What once seemed as a simple item for those who were both a fan of video games and a record enthusiast to enjoy has quickly become the new limited edition artbook. Almost every indie game seems to announced a vinyl soundtrack release to help boost sales, and I see a new vinyl release getting advertised on facebook almost every time I log on. What’s worse is that a lot of the time we see large groups of people arguing for a physical release of the game in question, only to be denied that, yet a vinyl edition of the soundtrack shows up.
Sonic Mania is especially guilty of this. Here was a highly anticipated game that was part of an intentionally household known series that did not get a physical retail copy despite getting a collector’s edition statue AND a release on vinyl. This was not only a slap in the face to the fans, it also destroyed the excuse that fear of low sales prevent a physical release. There is simply no way that a game disc(or cart) costs more than a plastic statue that comes with a gold ring, or a multi-disc vinyl pressing.

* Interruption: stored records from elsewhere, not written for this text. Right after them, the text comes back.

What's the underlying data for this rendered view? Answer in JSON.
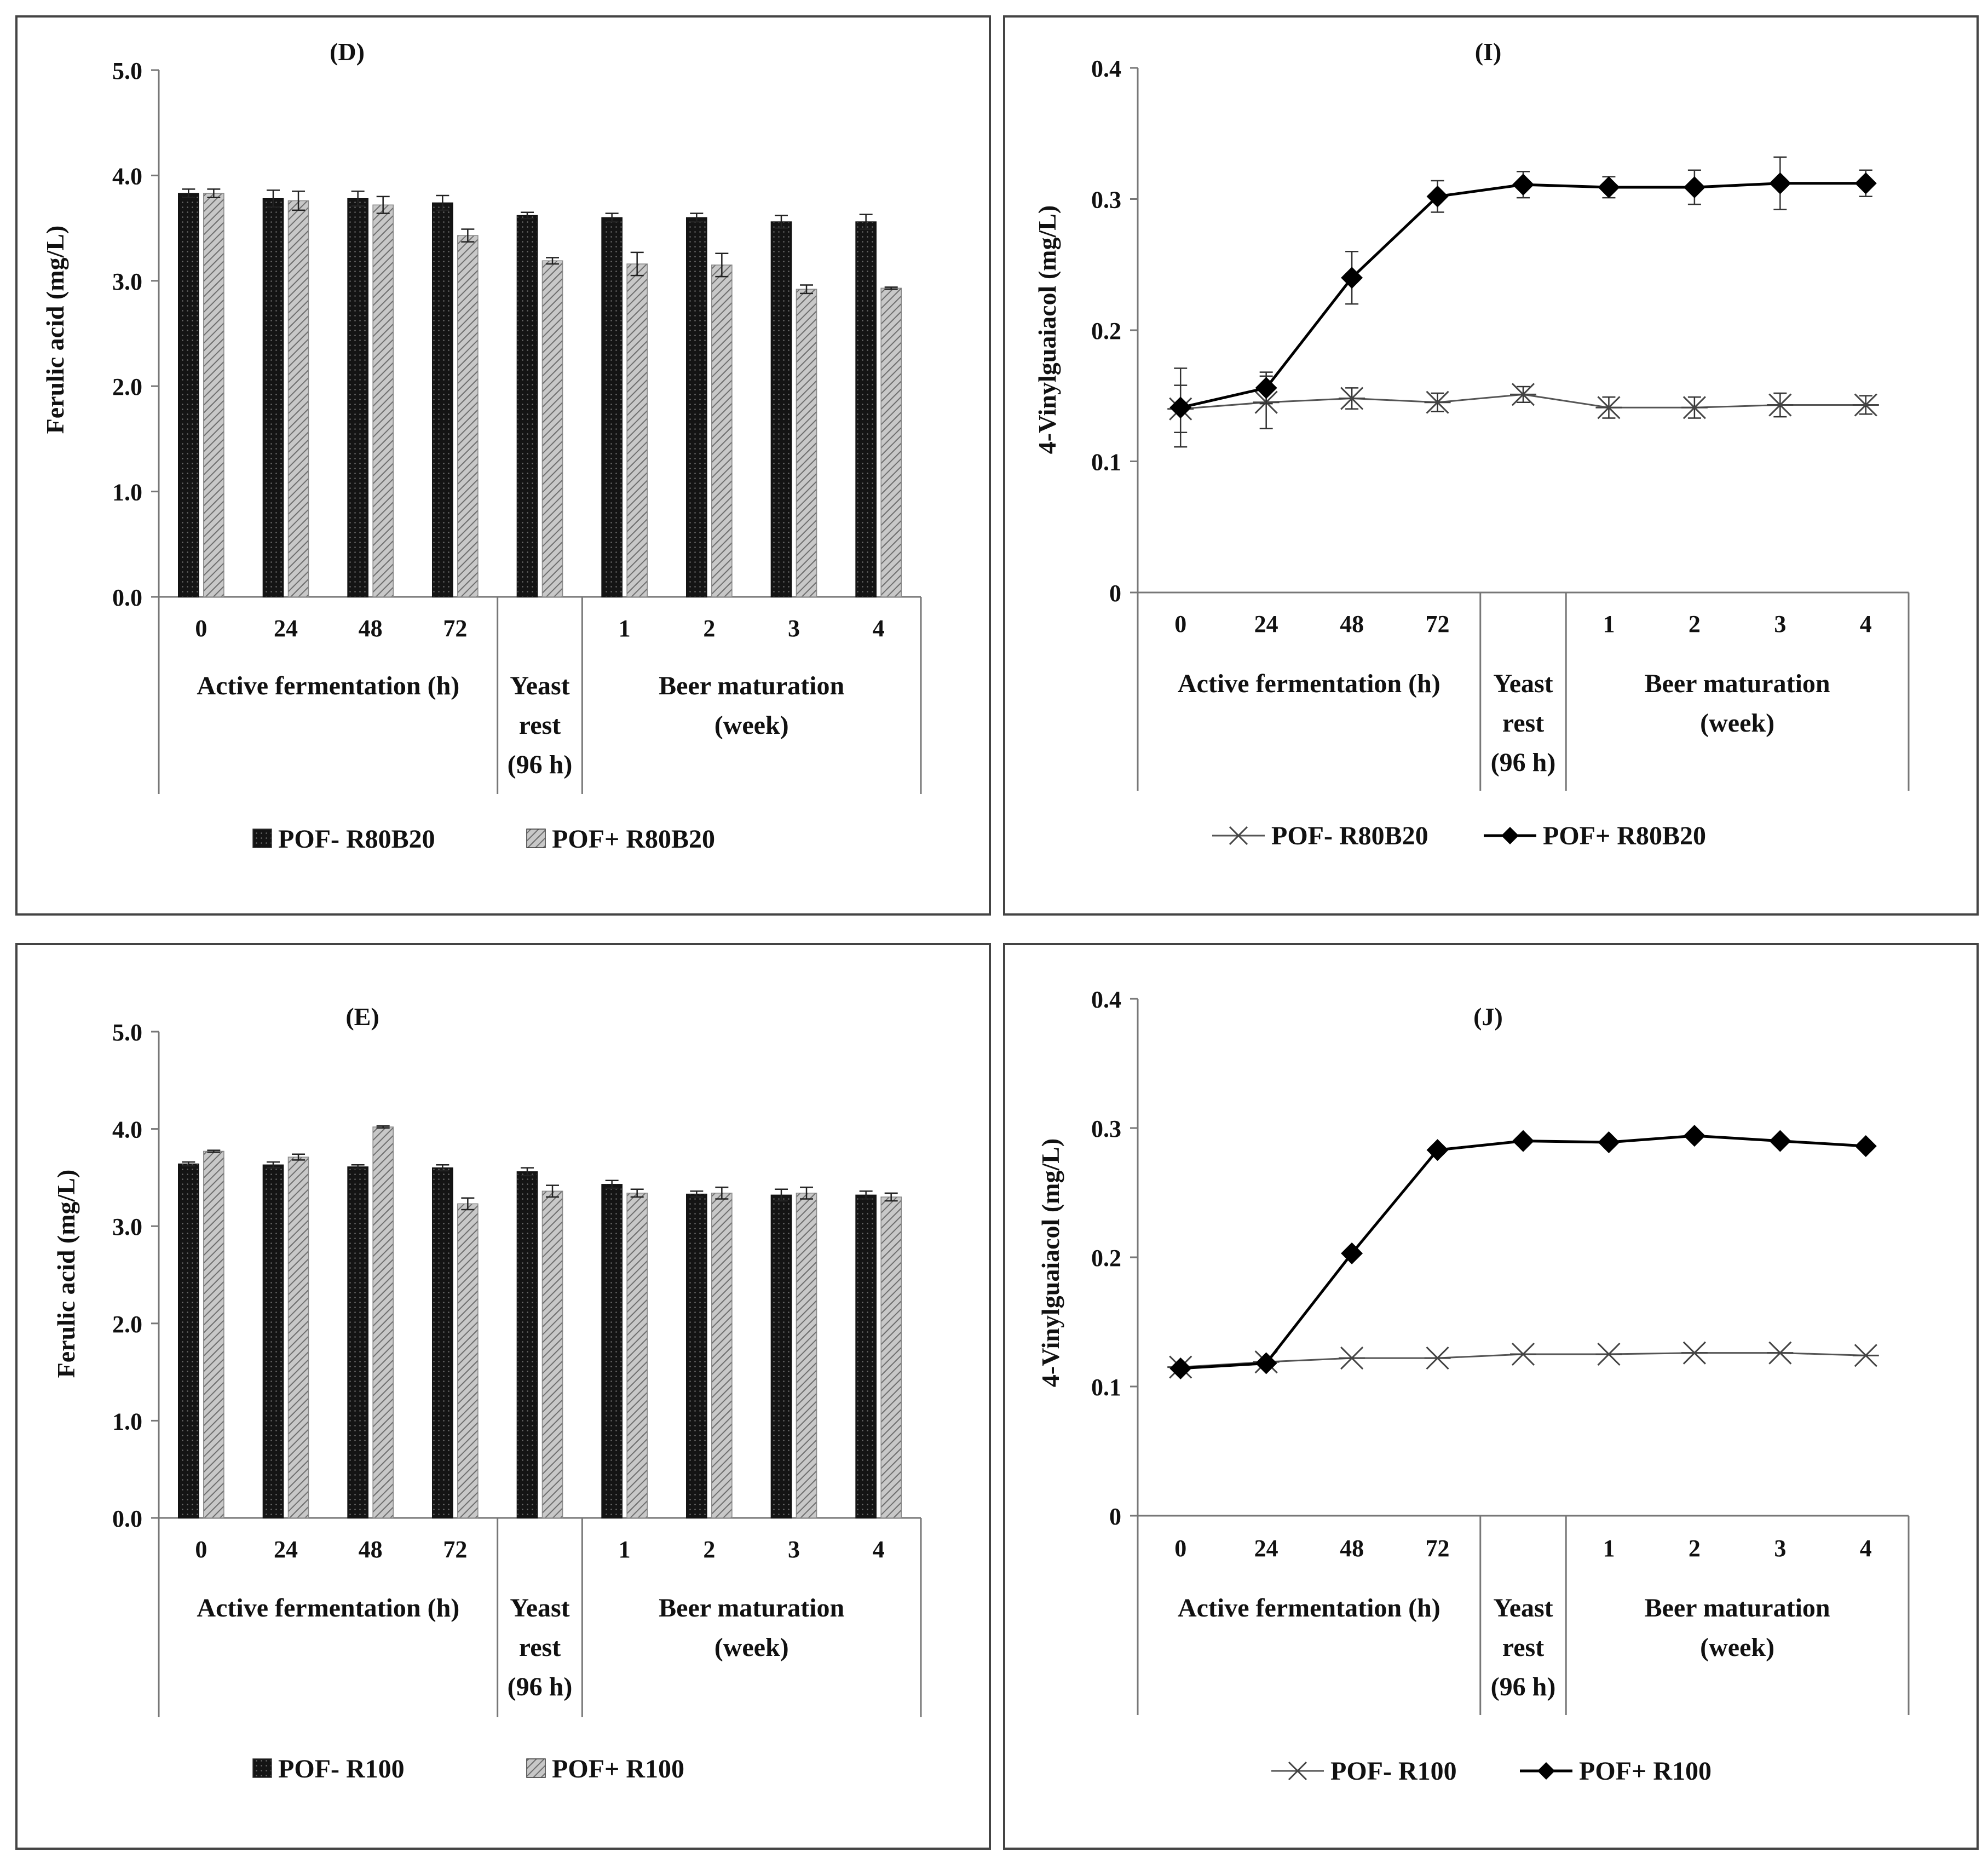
{
  "panels": [
    {
      "id": "D",
      "chart_data": {
        "type": "bar",
        "title": "(D)",
        "ylabel": "Ferulic acid (mg/L)",
        "ylim": [
          0,
          5
        ],
        "yticks": [
          "0.0",
          "1.0",
          "2.0",
          "3.0",
          "4.0",
          "5.0"
        ],
        "yticks_values": [
          0,
          1,
          2,
          3,
          4,
          5
        ],
        "categories": [
          "0",
          "24",
          "48",
          "72",
          "",
          "1",
          "2",
          "3",
          "4"
        ],
        "groups": [
          {
            "label_lines": [
              "Active fermentation (h)"
            ],
            "from": 0,
            "to": 3
          },
          {
            "label_lines": [
              "Yeast",
              "rest",
              "(96 h)"
            ],
            "from": 4,
            "to": 4
          },
          {
            "label_lines": [
              "Beer maturation",
              "(week)"
            ],
            "from": 5,
            "to": 8
          }
        ],
        "series": [
          {
            "name": "POF- R80B20",
            "style": "dark",
            "values": [
              3.83,
              3.78,
              3.78,
              3.74,
              3.62,
              3.6,
              3.6,
              3.56,
              3.56
            ],
            "errors": [
              0.04,
              0.08,
              0.07,
              0.07,
              0.03,
              0.04,
              0.04,
              0.06,
              0.07
            ]
          },
          {
            "name": "POF+ R80B20",
            "style": "light",
            "values": [
              3.83,
              3.76,
              3.72,
              3.43,
              3.19,
              3.16,
              3.15,
              2.92,
              2.93
            ],
            "errors": [
              0.04,
              0.09,
              0.08,
              0.06,
              0.03,
              0.11,
              0.11,
              0.04,
              0.01
            ]
          }
        ]
      }
    },
    {
      "id": "I",
      "chart_data": {
        "type": "line",
        "title": "(I)",
        "ylabel": "4-Vinylguaiacol (mg/L)",
        "ylim": [
          0,
          0.4
        ],
        "yticks": [
          "0",
          "0.1",
          "0.2",
          "0.3",
          "0.4"
        ],
        "yticks_values": [
          0,
          0.1,
          0.2,
          0.3,
          0.4
        ],
        "categories": [
          "0",
          "24",
          "48",
          "72",
          "",
          "1",
          "2",
          "3",
          "4"
        ],
        "groups": [
          {
            "label_lines": [
              "Active fermentation (h)"
            ],
            "from": 0,
            "to": 3
          },
          {
            "label_lines": [
              "Yeast",
              "rest",
              "(96 h)"
            ],
            "from": 4,
            "to": 4
          },
          {
            "label_lines": [
              "Beer maturation",
              "(week)"
            ],
            "from": 5,
            "to": 8
          }
        ],
        "series": [
          {
            "name": "POF- R80B20",
            "marker": "asterisk",
            "values": [
              0.14,
              0.145,
              0.148,
              0.145,
              0.151,
              0.141,
              0.141,
              0.143,
              0.143
            ],
            "errors": [
              0.018,
              0.02,
              0.008,
              0.007,
              0.006,
              0.008,
              0.008,
              0.009,
              0.007
            ]
          },
          {
            "name": "POF+ R80B20",
            "marker": "diamond",
            "values": [
              0.141,
              0.156,
              0.24,
              0.302,
              0.311,
              0.309,
              0.309,
              0.312,
              0.312
            ],
            "errors": [
              0.03,
              0.012,
              0.02,
              0.012,
              0.01,
              0.008,
              0.013,
              0.02,
              0.01
            ]
          }
        ]
      }
    },
    {
      "id": "E",
      "chart_data": {
        "type": "bar",
        "title": "(E)",
        "ylabel": "Ferulic acid (mg/L)",
        "ylim": [
          0,
          5
        ],
        "yticks": [
          "0.0",
          "1.0",
          "2.0",
          "3.0",
          "4.0",
          "5.0"
        ],
        "yticks_values": [
          0,
          1,
          2,
          3,
          4,
          5
        ],
        "categories": [
          "0",
          "24",
          "48",
          "72",
          "",
          "1",
          "2",
          "3",
          "4"
        ],
        "groups": [
          {
            "label_lines": [
              "Active fermentation (h)"
            ],
            "from": 0,
            "to": 3
          },
          {
            "label_lines": [
              "Yeast",
              "rest",
              "(96 h)"
            ],
            "from": 4,
            "to": 4
          },
          {
            "label_lines": [
              "Beer maturation",
              "(week)"
            ],
            "from": 5,
            "to": 8
          }
        ],
        "series": [
          {
            "name": "POF- R100",
            "style": "dark",
            "values": [
              3.64,
              3.63,
              3.61,
              3.6,
              3.56,
              3.43,
              3.33,
              3.32,
              3.32
            ],
            "errors": [
              0.02,
              0.03,
              0.02,
              0.03,
              0.04,
              0.04,
              0.03,
              0.06,
              0.04
            ]
          },
          {
            "name": "POF+ R100",
            "style": "light",
            "values": [
              3.77,
              3.71,
              4.02,
              3.23,
              3.36,
              3.34,
              3.34,
              3.34,
              3.3
            ],
            "errors": [
              0.01,
              0.03,
              0.01,
              0.06,
              0.06,
              0.04,
              0.06,
              0.06,
              0.04
            ]
          }
        ]
      }
    },
    {
      "id": "J",
      "chart_data": {
        "type": "line",
        "title": "(J)",
        "ylabel": "4-Vinylguaiacol (mg/L)",
        "ylim": [
          0,
          0.4
        ],
        "yticks": [
          "0",
          "0.1",
          "0.2",
          "0.3",
          "0.4"
        ],
        "yticks_values": [
          0,
          0.1,
          0.2,
          0.3,
          0.4
        ],
        "categories": [
          "0",
          "24",
          "48",
          "72",
          "",
          "1",
          "2",
          "3",
          "4"
        ],
        "groups": [
          {
            "label_lines": [
              "Active fermentation (h)"
            ],
            "from": 0,
            "to": 3
          },
          {
            "label_lines": [
              "Yeast",
              "rest",
              "(96 h)"
            ],
            "from": 4,
            "to": 4
          },
          {
            "label_lines": [
              "Beer maturation",
              "(week)"
            ],
            "from": 5,
            "to": 8
          }
        ],
        "series": [
          {
            "name": "POF- R100",
            "marker": "asterisk",
            "values": [
              0.115,
              0.119,
              0.122,
              0.122,
              0.125,
              0.125,
              0.126,
              0.126,
              0.124
            ],
            "errors": [
              0,
              0,
              0,
              0,
              0,
              0,
              0,
              0,
              0
            ]
          },
          {
            "name": "POF+ R100",
            "marker": "diamond",
            "values": [
              0.114,
              0.118,
              0.203,
              0.283,
              0.29,
              0.289,
              0.294,
              0.29,
              0.286
            ],
            "errors": [
              0,
              0,
              0,
              0,
              0,
              0,
              0,
              0,
              0
            ]
          }
        ]
      }
    }
  ]
}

We are currently in a spot where people are still amazed by the release of popular soundtracks on vinyl, amazed enough to overlook facts like Sonic Mania and Cuphead lacking physical release, but what will happen once every game gets the vinyl release? Will unsold, unwanted records take the spot of the dusty funko figures of that one character nobody liked from the obscure tv show that few people watched? Or will they litter bargain bins and trash cans like the millions of Prima guides that people seem to ignore as they print into eternal nothingness? Only time will tell, but this over saturation of the collector’s market is definitely happening in too high of a volume at way to fast of a pace. Unfortunately I can only see an impending crash occurring that will cause a few independent printing housed to close down. And as a vinyl fan, that idea hurts me deeply.